Here let me say only this, while it is true that the many of the Mongols eventually accepted Islam as their faith which stopped their conquest of the world, to say that they did not receive any resistance from the Muslim world is not correct and it is certainly not true that the Mongols were undefeated. Though most people in the world and even Muslims tend to hold the conquest of the Mongols as a ridicule to the Muslim world, let them know that it were the Mamluks of Egypt that devastated the Mongols who eventually went on to embrace Islam. The Muslims of Egypt not only saved the Muslim world by stopping the Mongols, but also the rest of the world.
Conquest of Mecca
The conquest of Mecca was more than just a footnote in Islamic history. It was the happy ending of one of the most amazing stories ever told.
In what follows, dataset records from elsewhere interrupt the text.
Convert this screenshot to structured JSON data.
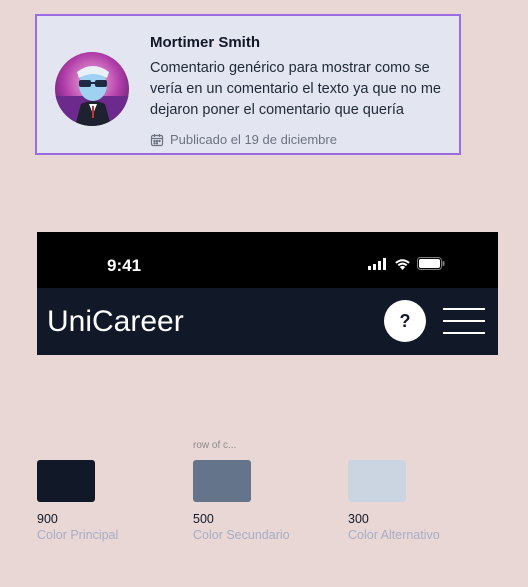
{
  "comment": {
    "author": "Mortimer Smith",
    "text": "Comentario genérico para mostrar como se vería en un comentario el texto ya que no me dejaron poner el comentario que quería",
    "published": "Publicado el 19 de diciembre",
    "avatar_icon": "avatar-illustration",
    "calendar_icon": "calendar-icon",
    "border_color": "#9b6be0"
  },
  "phone": {
    "time": "9:41",
    "app_title": "UniCareer",
    "help_label": "?",
    "icons": [
      "signal-icon",
      "wifi-icon",
      "battery-icon",
      "menu-icon"
    ]
  },
  "palette": {
    "row_label": "row of c...",
    "swatches": [
      {
        "number": "900",
        "name": "Color Principal",
        "color": "#111827"
      },
      {
        "number": "500",
        "name": "Color Secundario",
        "color": "#64748b"
      },
      {
        "number": "300",
        "name": "Color Alternativo",
        "color": "#cbd5e1"
      }
    ]
  }
}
A story in which a band of men and women were tortured and harassed in their own home town because of their faith, how they had to flee as refugees and within the decade returned as conquerors.
The conquest of Mecca is a turning point in world history. Islam had returned home to where it had begun and the Kaaba was once more dedicated to the worship of Allah alone. As Mecca goes, so does the rest of Arabia and within the time it takes for news to travel, almost all of tribes in the Peninsula sent delegations to Medina with their allegiance.
Today more than 1.6 billion Muslims turn their face five times a day for prayer, go on Hajj at least once in a lifetime and bury all our dead facing towards this city conquered on one fateful day in Ramadan.
Battle of Badr
The mother of all defining moments – the battle of Badr is without a doubt the most important existential battle between good and evil in the history of mankind. On one side, the last Prophet (SAW) and just over 300 of his followers, on the other, the idolaters of Quraish with their superior numbers, weapons and wealth.
What followed was an epic battle that still resonates with Muslims across the world. Actually – the word “epic” doesn’t even begin to define the enormity of this battle. How important was this battle in the grand scheme of things? Before the battle started the Prophet (SAW) raised his hand to the heavens and said words to the effect, “If this small band perish today, then there will be no one left to worship you on the face of this Earth.” They didn’t perish and to this day, all who profess that there is no God but Allah and Muhammad is His messenger are eternally grateful.
Please keep the Ummah in your prayers this Ramadan, especially those Muslims that are in dire hardships across the world.